This is not truly a development that merits the “Bad Ethics Opinion or the Worst Ethics Opinion” treatment, but it is a development that deserves commentary.
Last week while my wife and I were getting some short R&R, the Tennessee Board of Professional Responsibility issued Formal Ethics Opinion 2018-F-166. If all you read of it were the first two paragraphs, it would sound like a reasonable (albeit somewhat circular) ethics opinion to have issued:
The Board of Professional Responsibility has been requested to issue a Formal Ethics Opinion on the ethical propriety of a settlement agreement which contains a confidentiality provision that prohibits any discussion of any facet of the settlement agreement with any other person or entity, regardless of the circumstances, and which prohibits the requesting attorney from referencing the incident central to the plaintiff’s case, the year, make, and model of the subject vehicle or the identity of the Defendants.
It is improper for an attorney to propose or accept a provision in a settlement agreement that requires the attorney to be bound by a confidentiality clause that prohibits a lawyer from future use of information learned during the representation or disclosure of information that is publicly available or that would be available through discovery in other cases as part of the settlement, if that action will restrict the attorney’s representation of other clients.
So, again, that sounds reasonable in a vacuum (and it’s that last clause that makes it relatively circular as an application of RPC 5.6. As the opinion makes clear that the rule on which it is premised and hinges is RPC 5.6(b), which provides: “A lawyer shall not participate in offering or making: (b) an agreement in which a restriction on the lawyer’s right to practice is part of the settlement of a client controversy.”
But, this opinion isn’t issued in a vacuum.

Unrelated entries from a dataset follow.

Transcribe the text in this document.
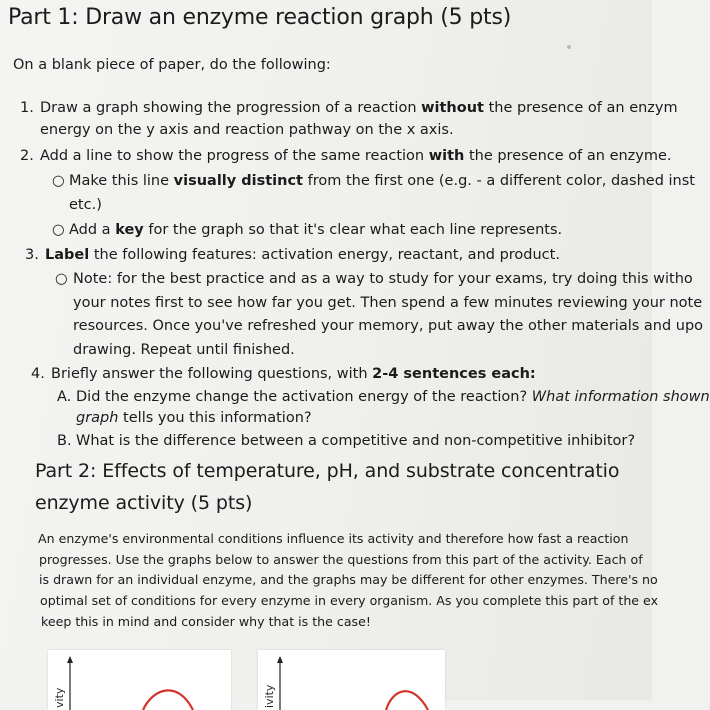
Part 1: Draw an enzyme reaction graph (5 pts)
On a blank piece of paper, do the following:
1. Draw a graph showing the progression of a reaction without the presence of an enzym
energy on the y axis and reaction pathway on the x axis.
2. Add a line to show the progress of the same reaction with the presence of an enzyme.
○ Make this line visually distinct from the first one (e.g. - a different color, dashed inst
etc.)
○ Add a key for the graph so that it's clear what each line represents.
3. Label the following features: activation energy, reactant, and product.
○ Note: for the best practice and as a way to study for your exams, try doing this witho
your notes first to see how far you get. Then spend a few minutes reviewing your note
resources. Once you've refreshed your memory, put away the other materials and upo
drawing. Repeat until finished.
4. Briefly answer the following questions, with 2-4 sentences each:
A. Did the enzyme change the activation energy of the reaction? What information shown
graph tells you this information?
B. What is the difference between a competitive and non-competitive inhibitor?
Part 2: Effects of temperature, pH, and substrate concentratio
enzyme activity (5 pts)
An enzyme's environmental conditions influence its activity and therefore how fast a reaction
progresses. Use the graphs below to answer the questions from this part of the activity. Each of
is drawn for an individual enzyme, and the graphs may be different for other enzymes. There's no
optimal set of conditions for every enzyme in every organism. As you complete this part of the ex
keep this in mind and consider why that is the case!
vity	ivity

It manages over the course of 4 pages to barely acknowledge the existence of an earlier-issued ethics opinion — Formal Ethics Opinion 98-F-141. It also doesn’t even mention the existence of a more recent Formal Ethics Opinion 2010-F-154. Those oversights are extremely unfortunate because the existence of those two FEOs should have made the issuance of this new FEO entirely unnecessary.
FEO 98-F-141 explained that a plaintiff’s attorney should not be required to, and should not agree to, be a party to a release and settlement agreement of their client unless the attorney is specifically releasing a claim for attorney fees. Otherwise, being a party to the release creates conflict of interest issues between the client and the lawyer. FEO 2010-F-154 repeated this guidance as part of explaining why – despite the problems associated with Medicare super liens — settlement agreements could not require the lawyer for the plaintiff to agree to indemnify the defendants for such liens. Thus, the second paragraph of FEO 2018-F-166 (if it was ever issued at all) could have read:
We have already opined in FEO 98-F-141 and FEO 2010-F-154 that it is unethical for a plaintiff’s attorney to be required to, or to agree to, be a party to a client’s release and settlement agreement. For any such provisions to be enforceable against plaintiff’s counsel, (s)he would have to be a party to the settlement agreement, which we’ve already explained is a no-no. As long as the lawyer is not an actual party to the agreement, then any such provisions are only binding upon the client – not the lawyer — and whether or not the client wishes to agree to them is up to the client given that RPC 1.2(a) declares that the client’s decision to settle a case is something that a lawyer has to abide. Thus, if a client wants to agree to terms of settlement that are lawful and the lawyer cannot be held to those terms as a party, then the client gets to do as the client wishes in that respect.
And then, FEO 2018-F-166 could have stopped right there.
Since it didn’t go down that way, this new opinion is, at best, unhelpful to the extent that it implies that a client doesn’t have the right to agree to things that they obviously would have the right to agree to or that it implies that if a client does it is somehow binding on the client’s lawyer going forward in future situations even if the lawyer is not a party to the release and settlement agreement and not bound thereby.